La soberbia es un exceso de estimación propia (pero si es
excesiva muy probablemente es compensatoria, por lo tanto es falsa).
La soberbia
hace que uno sea su propio dios, su propia ley, su propio juez y su propia
moral. Produce envanecimiento, engreimiento y la devaluación de los otros.

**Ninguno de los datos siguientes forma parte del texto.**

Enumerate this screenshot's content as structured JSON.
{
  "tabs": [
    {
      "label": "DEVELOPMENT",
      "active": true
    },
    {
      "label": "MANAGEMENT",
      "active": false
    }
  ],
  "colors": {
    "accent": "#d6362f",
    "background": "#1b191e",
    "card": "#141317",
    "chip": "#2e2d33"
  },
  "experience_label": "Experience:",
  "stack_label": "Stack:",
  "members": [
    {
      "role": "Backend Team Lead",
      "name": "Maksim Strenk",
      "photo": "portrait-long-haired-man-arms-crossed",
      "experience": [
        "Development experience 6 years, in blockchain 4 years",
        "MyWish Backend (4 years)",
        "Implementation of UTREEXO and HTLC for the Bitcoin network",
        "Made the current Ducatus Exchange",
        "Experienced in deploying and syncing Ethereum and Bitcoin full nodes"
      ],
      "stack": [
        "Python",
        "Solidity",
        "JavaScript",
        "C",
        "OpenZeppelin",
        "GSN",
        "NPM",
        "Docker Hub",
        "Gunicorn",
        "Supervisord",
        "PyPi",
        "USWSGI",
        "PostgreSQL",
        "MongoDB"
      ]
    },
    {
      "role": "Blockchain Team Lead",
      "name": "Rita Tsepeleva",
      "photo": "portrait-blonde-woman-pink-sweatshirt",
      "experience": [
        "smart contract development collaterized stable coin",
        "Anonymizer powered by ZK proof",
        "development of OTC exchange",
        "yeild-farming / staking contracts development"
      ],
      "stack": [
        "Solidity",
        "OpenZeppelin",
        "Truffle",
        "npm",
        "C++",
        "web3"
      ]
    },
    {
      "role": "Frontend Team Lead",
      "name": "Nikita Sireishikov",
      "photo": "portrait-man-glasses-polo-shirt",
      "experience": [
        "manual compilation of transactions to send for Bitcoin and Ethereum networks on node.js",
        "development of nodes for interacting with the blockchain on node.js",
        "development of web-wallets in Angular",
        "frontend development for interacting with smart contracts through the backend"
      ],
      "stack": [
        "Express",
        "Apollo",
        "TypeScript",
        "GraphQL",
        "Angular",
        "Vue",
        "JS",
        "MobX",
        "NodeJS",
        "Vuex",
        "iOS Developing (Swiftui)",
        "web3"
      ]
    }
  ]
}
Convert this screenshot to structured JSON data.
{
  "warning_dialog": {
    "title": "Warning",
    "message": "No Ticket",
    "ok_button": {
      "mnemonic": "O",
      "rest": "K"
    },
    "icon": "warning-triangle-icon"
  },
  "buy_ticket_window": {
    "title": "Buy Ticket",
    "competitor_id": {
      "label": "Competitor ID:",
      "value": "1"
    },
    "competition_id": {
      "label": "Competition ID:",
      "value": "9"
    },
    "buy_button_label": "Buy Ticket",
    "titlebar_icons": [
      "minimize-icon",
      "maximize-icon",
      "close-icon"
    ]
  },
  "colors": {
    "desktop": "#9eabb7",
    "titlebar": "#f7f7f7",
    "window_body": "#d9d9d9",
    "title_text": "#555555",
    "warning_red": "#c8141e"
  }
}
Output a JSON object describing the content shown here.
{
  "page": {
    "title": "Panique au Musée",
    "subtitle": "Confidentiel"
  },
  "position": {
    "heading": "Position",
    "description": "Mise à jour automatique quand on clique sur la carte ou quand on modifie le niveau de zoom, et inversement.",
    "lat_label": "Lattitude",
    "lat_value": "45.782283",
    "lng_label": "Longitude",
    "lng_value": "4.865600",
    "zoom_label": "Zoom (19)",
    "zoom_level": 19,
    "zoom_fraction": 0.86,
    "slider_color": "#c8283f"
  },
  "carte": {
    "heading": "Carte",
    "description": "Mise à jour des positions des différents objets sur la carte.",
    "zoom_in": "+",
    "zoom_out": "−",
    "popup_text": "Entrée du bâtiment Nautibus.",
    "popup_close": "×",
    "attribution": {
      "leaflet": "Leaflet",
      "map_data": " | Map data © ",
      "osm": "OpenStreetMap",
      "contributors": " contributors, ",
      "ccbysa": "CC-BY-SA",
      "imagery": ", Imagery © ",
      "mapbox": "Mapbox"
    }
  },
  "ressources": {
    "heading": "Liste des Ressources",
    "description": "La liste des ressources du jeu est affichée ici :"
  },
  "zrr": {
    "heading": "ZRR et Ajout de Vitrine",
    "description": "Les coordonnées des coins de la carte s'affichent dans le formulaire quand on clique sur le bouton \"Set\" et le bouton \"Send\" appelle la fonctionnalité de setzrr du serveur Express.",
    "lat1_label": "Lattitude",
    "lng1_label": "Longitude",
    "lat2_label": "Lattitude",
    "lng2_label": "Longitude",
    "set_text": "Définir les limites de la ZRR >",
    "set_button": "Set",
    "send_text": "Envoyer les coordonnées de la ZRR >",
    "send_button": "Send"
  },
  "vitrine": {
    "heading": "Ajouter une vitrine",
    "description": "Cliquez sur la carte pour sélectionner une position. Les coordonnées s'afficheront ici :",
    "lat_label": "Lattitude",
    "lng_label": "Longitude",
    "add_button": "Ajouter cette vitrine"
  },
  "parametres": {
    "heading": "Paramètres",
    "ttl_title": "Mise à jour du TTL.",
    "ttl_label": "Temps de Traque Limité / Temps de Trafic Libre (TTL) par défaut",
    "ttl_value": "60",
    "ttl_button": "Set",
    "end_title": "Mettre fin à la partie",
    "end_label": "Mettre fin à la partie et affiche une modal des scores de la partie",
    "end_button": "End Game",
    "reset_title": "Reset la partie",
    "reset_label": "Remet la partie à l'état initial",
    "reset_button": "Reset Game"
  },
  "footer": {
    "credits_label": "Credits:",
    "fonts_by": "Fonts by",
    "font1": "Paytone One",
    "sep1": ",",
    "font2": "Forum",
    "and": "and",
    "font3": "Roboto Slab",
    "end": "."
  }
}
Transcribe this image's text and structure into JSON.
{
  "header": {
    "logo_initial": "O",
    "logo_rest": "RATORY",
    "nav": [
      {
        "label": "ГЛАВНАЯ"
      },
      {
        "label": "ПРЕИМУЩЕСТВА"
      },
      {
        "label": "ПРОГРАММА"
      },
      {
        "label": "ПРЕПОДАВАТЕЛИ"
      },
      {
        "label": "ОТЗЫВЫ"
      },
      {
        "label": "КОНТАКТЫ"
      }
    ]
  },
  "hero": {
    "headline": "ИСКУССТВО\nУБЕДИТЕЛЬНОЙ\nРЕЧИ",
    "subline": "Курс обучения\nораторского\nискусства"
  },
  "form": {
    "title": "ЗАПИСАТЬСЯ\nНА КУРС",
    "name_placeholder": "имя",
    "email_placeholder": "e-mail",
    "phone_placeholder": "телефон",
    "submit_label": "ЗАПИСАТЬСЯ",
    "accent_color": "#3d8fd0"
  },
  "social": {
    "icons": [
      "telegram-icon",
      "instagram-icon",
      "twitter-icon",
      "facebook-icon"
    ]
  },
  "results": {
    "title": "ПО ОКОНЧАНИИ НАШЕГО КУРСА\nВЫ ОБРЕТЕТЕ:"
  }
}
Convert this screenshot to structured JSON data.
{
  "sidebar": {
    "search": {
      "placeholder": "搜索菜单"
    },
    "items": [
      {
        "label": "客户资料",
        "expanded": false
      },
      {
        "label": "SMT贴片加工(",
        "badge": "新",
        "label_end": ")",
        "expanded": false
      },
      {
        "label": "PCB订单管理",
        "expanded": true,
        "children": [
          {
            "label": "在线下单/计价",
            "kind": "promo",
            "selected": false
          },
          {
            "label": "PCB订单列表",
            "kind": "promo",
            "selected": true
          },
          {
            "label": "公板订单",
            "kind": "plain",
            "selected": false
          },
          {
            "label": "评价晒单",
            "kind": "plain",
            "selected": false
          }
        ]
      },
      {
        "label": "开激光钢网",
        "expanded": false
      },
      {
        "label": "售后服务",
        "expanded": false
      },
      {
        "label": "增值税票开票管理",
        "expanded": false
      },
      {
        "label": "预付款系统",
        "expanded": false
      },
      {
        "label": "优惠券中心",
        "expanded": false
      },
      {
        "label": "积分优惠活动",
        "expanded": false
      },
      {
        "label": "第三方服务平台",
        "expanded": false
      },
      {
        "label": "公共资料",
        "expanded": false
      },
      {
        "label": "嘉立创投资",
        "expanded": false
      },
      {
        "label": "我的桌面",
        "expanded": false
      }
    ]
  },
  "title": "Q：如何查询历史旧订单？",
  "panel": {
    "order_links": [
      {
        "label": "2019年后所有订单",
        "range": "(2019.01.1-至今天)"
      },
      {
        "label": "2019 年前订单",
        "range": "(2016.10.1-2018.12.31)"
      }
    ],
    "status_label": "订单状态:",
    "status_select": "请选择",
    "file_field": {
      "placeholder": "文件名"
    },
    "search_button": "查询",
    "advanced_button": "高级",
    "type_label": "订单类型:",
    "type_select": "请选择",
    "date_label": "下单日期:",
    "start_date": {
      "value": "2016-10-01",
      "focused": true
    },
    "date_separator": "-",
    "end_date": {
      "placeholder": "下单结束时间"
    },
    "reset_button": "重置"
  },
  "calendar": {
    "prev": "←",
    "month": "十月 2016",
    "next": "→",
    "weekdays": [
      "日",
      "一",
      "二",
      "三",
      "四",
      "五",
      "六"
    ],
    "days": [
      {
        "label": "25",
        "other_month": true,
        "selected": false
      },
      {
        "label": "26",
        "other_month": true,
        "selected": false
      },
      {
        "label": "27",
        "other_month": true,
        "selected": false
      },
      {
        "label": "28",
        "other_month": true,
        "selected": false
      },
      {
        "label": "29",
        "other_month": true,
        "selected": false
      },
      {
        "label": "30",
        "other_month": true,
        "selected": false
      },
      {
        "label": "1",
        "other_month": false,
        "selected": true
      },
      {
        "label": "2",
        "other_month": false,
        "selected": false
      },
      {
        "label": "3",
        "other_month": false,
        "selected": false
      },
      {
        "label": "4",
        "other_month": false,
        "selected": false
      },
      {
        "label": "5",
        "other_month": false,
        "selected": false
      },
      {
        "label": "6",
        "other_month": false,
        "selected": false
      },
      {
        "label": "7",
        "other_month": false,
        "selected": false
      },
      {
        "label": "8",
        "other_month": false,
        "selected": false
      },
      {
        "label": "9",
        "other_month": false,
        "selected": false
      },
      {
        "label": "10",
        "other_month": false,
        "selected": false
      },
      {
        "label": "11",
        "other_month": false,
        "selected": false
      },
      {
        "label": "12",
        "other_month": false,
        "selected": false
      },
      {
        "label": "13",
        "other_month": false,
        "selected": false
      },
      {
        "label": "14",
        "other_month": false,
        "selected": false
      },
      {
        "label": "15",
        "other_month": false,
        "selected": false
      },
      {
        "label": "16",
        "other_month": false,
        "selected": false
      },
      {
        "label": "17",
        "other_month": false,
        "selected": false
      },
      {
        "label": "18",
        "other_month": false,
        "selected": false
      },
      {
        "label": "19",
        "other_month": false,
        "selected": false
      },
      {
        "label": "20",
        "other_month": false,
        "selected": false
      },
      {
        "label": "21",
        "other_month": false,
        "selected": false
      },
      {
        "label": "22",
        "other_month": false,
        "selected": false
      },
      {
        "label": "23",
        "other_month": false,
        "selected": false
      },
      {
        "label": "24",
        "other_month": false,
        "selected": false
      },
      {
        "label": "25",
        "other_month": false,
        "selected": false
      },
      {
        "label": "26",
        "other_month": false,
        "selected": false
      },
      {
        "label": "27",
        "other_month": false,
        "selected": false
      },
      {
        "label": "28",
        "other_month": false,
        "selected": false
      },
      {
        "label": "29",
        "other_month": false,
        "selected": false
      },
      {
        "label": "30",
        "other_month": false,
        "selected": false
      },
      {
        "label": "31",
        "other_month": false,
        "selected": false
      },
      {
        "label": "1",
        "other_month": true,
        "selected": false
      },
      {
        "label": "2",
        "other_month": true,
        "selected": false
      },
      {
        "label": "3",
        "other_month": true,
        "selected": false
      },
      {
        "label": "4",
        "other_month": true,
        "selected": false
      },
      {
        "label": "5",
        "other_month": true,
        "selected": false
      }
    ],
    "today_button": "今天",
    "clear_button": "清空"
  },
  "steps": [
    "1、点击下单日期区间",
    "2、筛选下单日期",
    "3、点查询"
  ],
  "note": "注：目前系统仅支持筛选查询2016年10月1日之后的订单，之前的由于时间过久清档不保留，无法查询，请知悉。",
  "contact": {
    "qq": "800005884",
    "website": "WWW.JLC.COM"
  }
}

La soberbia es la causa principal de la mayor parte de las dificultades humanas
y el principal obstáculo para el verdadero crecimiento. Ésta es resultado de la
perspectiva perfeccionista, porque de ella proviene el autorrechazo que yace
bajo esta fachada de seguridad.
Contraria a la soberbia está la humildad, como “sentido de
realidad”, que se puede definir como “reconocer nuestro justo valor”.
Implica valorar nuestro ser, es decir, apreciar el valor de ser, y no
vanagloriarnos por nuestros logros, como tampoco devaluarnos por nuestros
fracasos.
Para Santa Teresa la humildad es “la verdad”. La persona que dice la
verdad es veraz, y para ser veraz es necesario ser auténtico, honesto con uno
mismo y con los demás. Por lo tanto ser humilde es admitir mis defectos y limitaciones,
así como mis cualidades, con sinceridad, honradez, con rectitud y con
integridad ante mí mismo y ante los demás. Renunciar a la aspiración de
perfección, es encaminarnos a la virtud de la humildad. Al aceptar sus límites,
al aceptarse imperfecto, no queda otro remedio que desarrollar la humildad.
La indigencia nos ayuda a
encarnar virtudes como: humildad, compasión, caridad, fortaleza, fe y valentía.
La humildad eleva al ser humano:” sólo el hombre grande se puede hacer
pequeño”. Resulta muy difícil alejarnos de la soberbia y encarnar la humildad.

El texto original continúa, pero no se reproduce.